We would like to go before August 20th Thanks


----------



## weedline

with all due respect you seem to be going about this the wrong way .you need to be looking for a for hire vessel, as far as the law works by offering a surfboard to trade thats considered a sort of payment as a payment that keeps any recreational guy openly breaking the law if they take u up on the offer. your best bet would be to charter a boat u like with a captain and crew u like work with them a few times and they sometimes work with u with prices also some of the over 6pk boats will at times let u go on a trip just if u take care of the crew in the off season 
what do u mean by offshore to me that starts around 38 miles at the nipple and never involves a bottom lead its all troling or tuna or night time swords if u want to do this u will pay for it about 180 an hour on most boats more on the nicer ones 
if u want to bottom fish i can recomend sevral captains out of destin if u want to truly fish offshore ask the guys from orange beach they are closest to the rigs to get tuna they can steer u to a good boat just expect to pay offshore trips dont get founded by fuel money and a clean boat price a new turbo on a 3218 cat so just get where im coming from


----------



## Awhite08

Sold the surfboard. Still looking for a trip though


----------



## Awhite08

weedline said:


> with all due respect you seem to be going about this the wrong way .you need to be looking for a for hire vessel, as far as the law works by offering a surfboard to trade thats considered a sort of payment as a payment that keeps any recreational guy openly breaking the law if they take u up on the offer. your best bet would be to charter a boat u like with a captain and crew u like work with them a few times and they sometimes work with u with prices also some of the over 6pk boats will at times let u go on a trip just if u take care of the crew in the off season
> what do u mean by offshore to me that starts around 38 miles at the nipple and never involves a bottom lead its all troling or tuna or night time swords if u want to do this u will pay for it about 180 an hour on most boats more on the nicer ones
> if u want to bottom fish i can recomend sevral captains out of destin if u want to truly fish offshore ask the guys from orange beach they are closest to the rigs to get tuna they can steer u to a good boat just expect to pay offshore trips dont get founded by fuel money and a clean boat price a new turbo on a 3218 cat so just get where im coming from


Im sorry i didnt realize i wasnt allowed to do that. And i wasn't talking about trolling or tuna or anything like that, i was talking about a bottom fishing. Thanks


----------



## Awhite08

School starts on monday.
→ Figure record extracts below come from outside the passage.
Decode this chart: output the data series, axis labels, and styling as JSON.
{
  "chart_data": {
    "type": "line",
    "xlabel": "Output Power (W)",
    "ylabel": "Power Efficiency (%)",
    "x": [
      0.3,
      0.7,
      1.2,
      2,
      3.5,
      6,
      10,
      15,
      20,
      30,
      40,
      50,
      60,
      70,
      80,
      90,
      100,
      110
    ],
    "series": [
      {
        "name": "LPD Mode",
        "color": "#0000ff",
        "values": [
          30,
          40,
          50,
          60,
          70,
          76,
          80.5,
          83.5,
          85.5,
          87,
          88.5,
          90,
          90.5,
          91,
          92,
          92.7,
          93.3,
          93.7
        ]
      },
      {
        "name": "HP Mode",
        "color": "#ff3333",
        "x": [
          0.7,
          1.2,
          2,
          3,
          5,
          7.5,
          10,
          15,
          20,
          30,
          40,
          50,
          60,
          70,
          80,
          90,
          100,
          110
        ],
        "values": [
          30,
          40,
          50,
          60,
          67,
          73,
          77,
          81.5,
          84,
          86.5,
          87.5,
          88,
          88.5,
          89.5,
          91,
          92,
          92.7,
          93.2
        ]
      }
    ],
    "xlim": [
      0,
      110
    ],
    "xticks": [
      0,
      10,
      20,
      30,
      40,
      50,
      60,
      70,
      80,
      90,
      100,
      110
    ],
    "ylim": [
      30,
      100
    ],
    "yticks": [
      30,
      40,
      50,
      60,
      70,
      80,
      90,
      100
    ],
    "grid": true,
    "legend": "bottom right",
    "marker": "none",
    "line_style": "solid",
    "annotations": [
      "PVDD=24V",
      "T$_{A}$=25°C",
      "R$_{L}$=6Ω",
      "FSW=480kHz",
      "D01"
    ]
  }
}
Really would love to get out this weekend


----------



## neptuna

*fishing*

i have a 21 cape horn and im looking for some people to help split fishing expenses. i have everything but cant afford to fish alone. give me a call maybe we could set something up 850-324-3783 alex


----------



## FishStalker

Love how people have class on this site and instead of bashing someone just help them out good stuff!!


----------